OKay, so I have worked for various Mystery Shopper companies over the years and compared to what they get for a contract they pay diddly squat. I think it's a good business that has real value in the market place, slow economies mean tougher competition and good customer service can make for a loyal, repeat customer base.

I am looking at starting my own, local, Mystery Shopper company. With little overhead I will be able to pay my small bevy of shoppers more per job and expect high quality reports. I am comfortable enough with technology to teach video shopping and set up remote viewing for more complex operations. Although I'd want to stick to simple phone, website and in person video shops to begin with.

The great thing about this kind of business is that practically everyone I know is a potential contractor. Just mention shopping and getting paid and watch the stampede, lol. 

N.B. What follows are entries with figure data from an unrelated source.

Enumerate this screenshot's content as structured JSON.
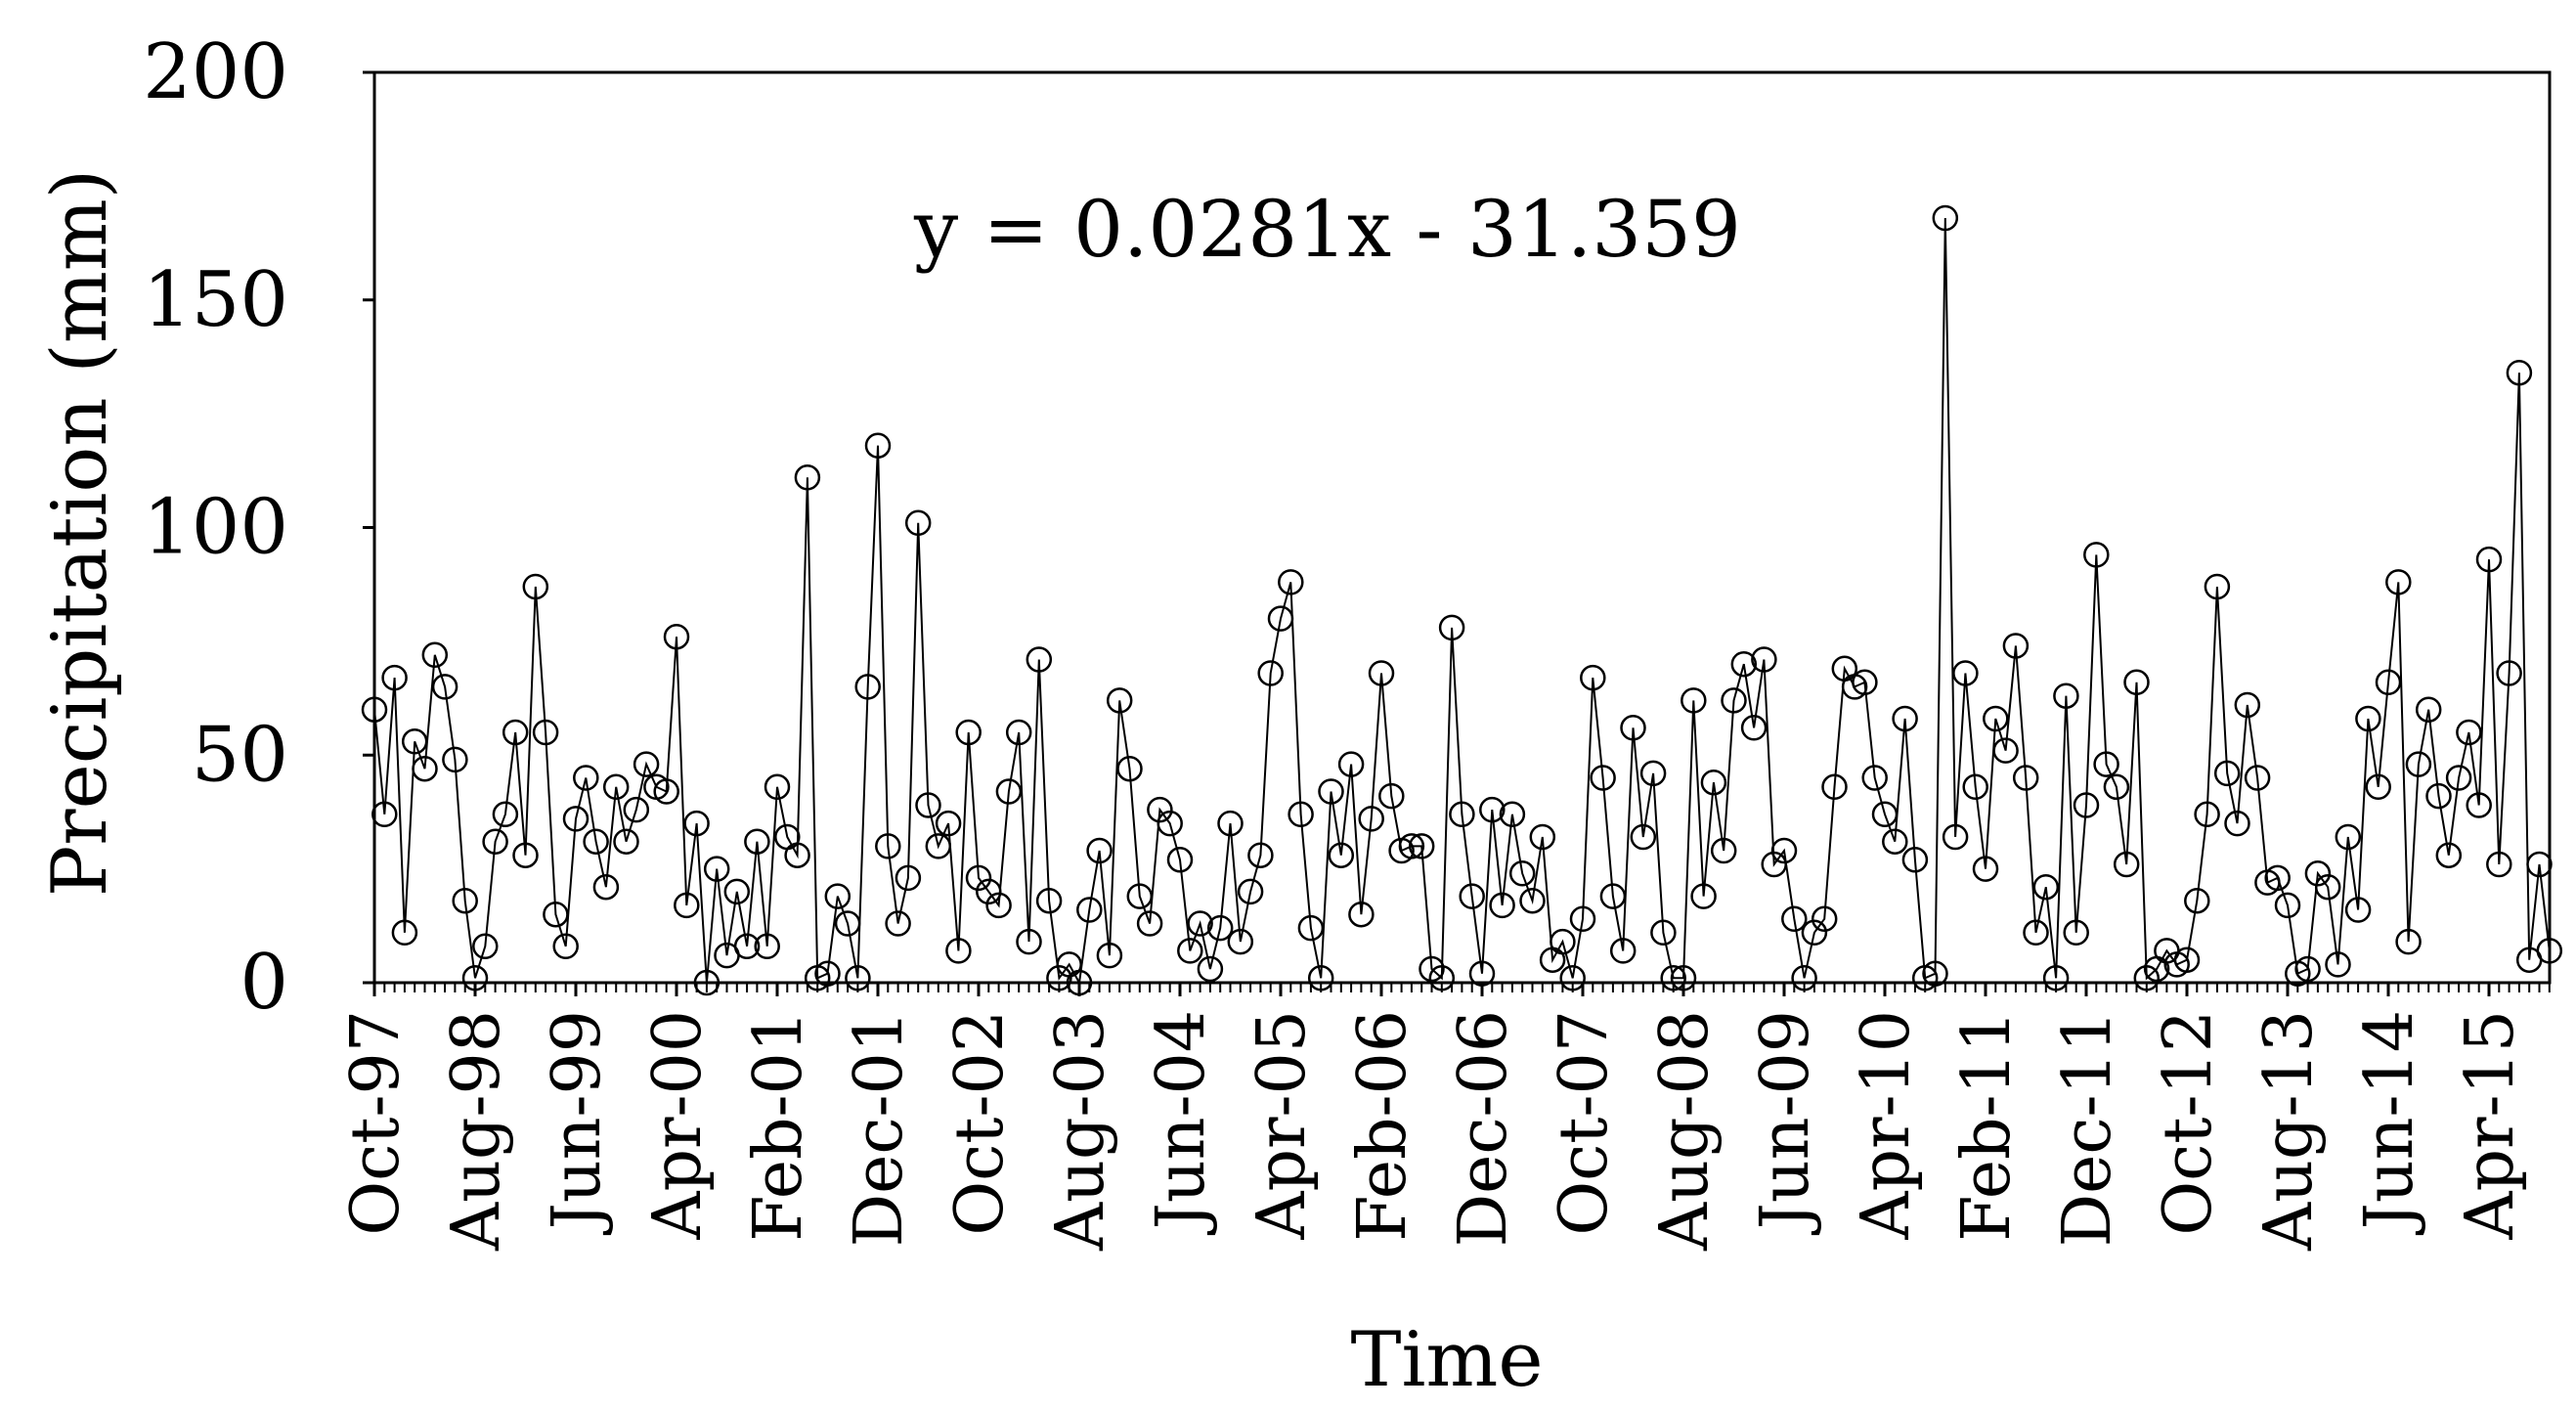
{
  "chart_data": {
    "type": "line",
    "title": "",
    "xlabel": "Time",
    "ylabel": "Precipitation (mm)",
    "ylim": [
      0,
      200
    ],
    "yticks": [
      0,
      50,
      100,
      150,
      200
    ],
    "xlim_months": [
      "Oct-97",
      "Oct-15"
    ],
    "xticks": [
      "Oct-97",
      "Aug-98",
      "Jun-99",
      "Apr-00",
      "Feb-01",
      "Dec-01",
      "Oct-02",
      "Aug-03",
      "Jun-04",
      "Apr-05",
      "Feb-06",
      "Dec-06",
      "Oct-07",
      "Aug-08",
      "Jun-09",
      "Apr-10",
      "Feb-11",
      "Dec-11",
      "Oct-12",
      "Aug-13",
      "Jun-14",
      "Apr-15"
    ],
    "grid": false,
    "legend": "none",
    "trendline": {
      "equation": "y = 0.0281x - 31.359",
      "slope": 0.0281,
      "intercept": -31.359,
      "color": "#ff0000"
    },
    "series": [
      {
        "color": "#000000",
        "marker": "open-circle",
        "values": [
          60,
          37,
          67,
          11,
          53,
          47,
          72,
          65,
          49,
          18,
          1,
          8,
          31,
          37,
          55,
          28,
          87,
          55,
          15,
          8,
          36,
          45,
          31,
          21,
          43,
          31,
          38,
          48,
          43,
          42,
          76,
          17,
          35,
          0,
          25,
          6,
          20,
          8,
          31,
          8,
          43,
          32,
          28,
          111,
          1,
          2,
          19,
          13,
          1,
          65,
          118,
          30,
          13,
          23,
          101,
          39,
          30,
          35,
          7,
          55,
          23,
          20,
          17,
          42,
          55,
          9,
          71,
          18,
          1,
          4,
          0,
          16,
          29,
          6,
          62,
          47,
          19,
          13,
          38,
          35,
          27,
          7,
          13,
          3,
          12,
          35,
          9,
          20,
          28,
          68,
          80,
          88,
          37,
          12,
          1,
          42,
          28,
          48,
          15,
          36,
          68,
          41,
          29,
          30,
          30,
          3,
          1,
          78,
          37,
          19,
          2,
          38,
          17,
          37,
          24,
          18,
          32,
          5,
          9,
          1,
          14,
          67,
          45,
          19,
          7,
          56,
          32,
          46,
          11,
          1,
          1,
          62,
          19,
          44,
          29,
          62,
          70,
          56,
          71,
          26,
          29,
          14,
          1,
          11,
          14,
          43,
          69,
          65,
          66,
          45,
          37,
          31,
          58,
          27,
          1,
          2,
          168,
          32,
          68,
          43,
          25,
          58,
          51,
          74,
          45,
          11,
          21,
          1,
          63,
          11,
          39,
          94,
          48,
          43,
          26,
          66,
          1,
          3,
          7,
          4,
          5,
          18,
          37,
          87,
          46,
          35,
          61,
          45,
          22,
          23,
          17,
          2,
          3,
          24,
          21,
          4,
          32,
          16,
          58,
          43,
          66,
          88,
          9,
          48,
          60,
          41,
          28,
          45,
          55,
          39,
          93,
          26,
          68,
          134,
          5,
          26,
          7
        ]
      }
    ]
  }
}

My question is, to you out there, if you were starting this kind of business what would be the things you might take into consideration?


----------



## okiemom (May 12, 2002)

manners and professionalism. very detailed reports. ongoing progress visits.


----------



## GoldenCityMuse (Apr 15, 2009)

I've done mystery shopping before, and the pay is atrocious. This is one of the so called 'independant contractor' positions the IRS should be looking at. After expenses & such, you end up less than $2 / hr. The ones for branded service stations were the worst, 15-20 photos, and long descriptions. Took 30 minutes to uplaod pix onto the website using buggy software. What a hassle.


----------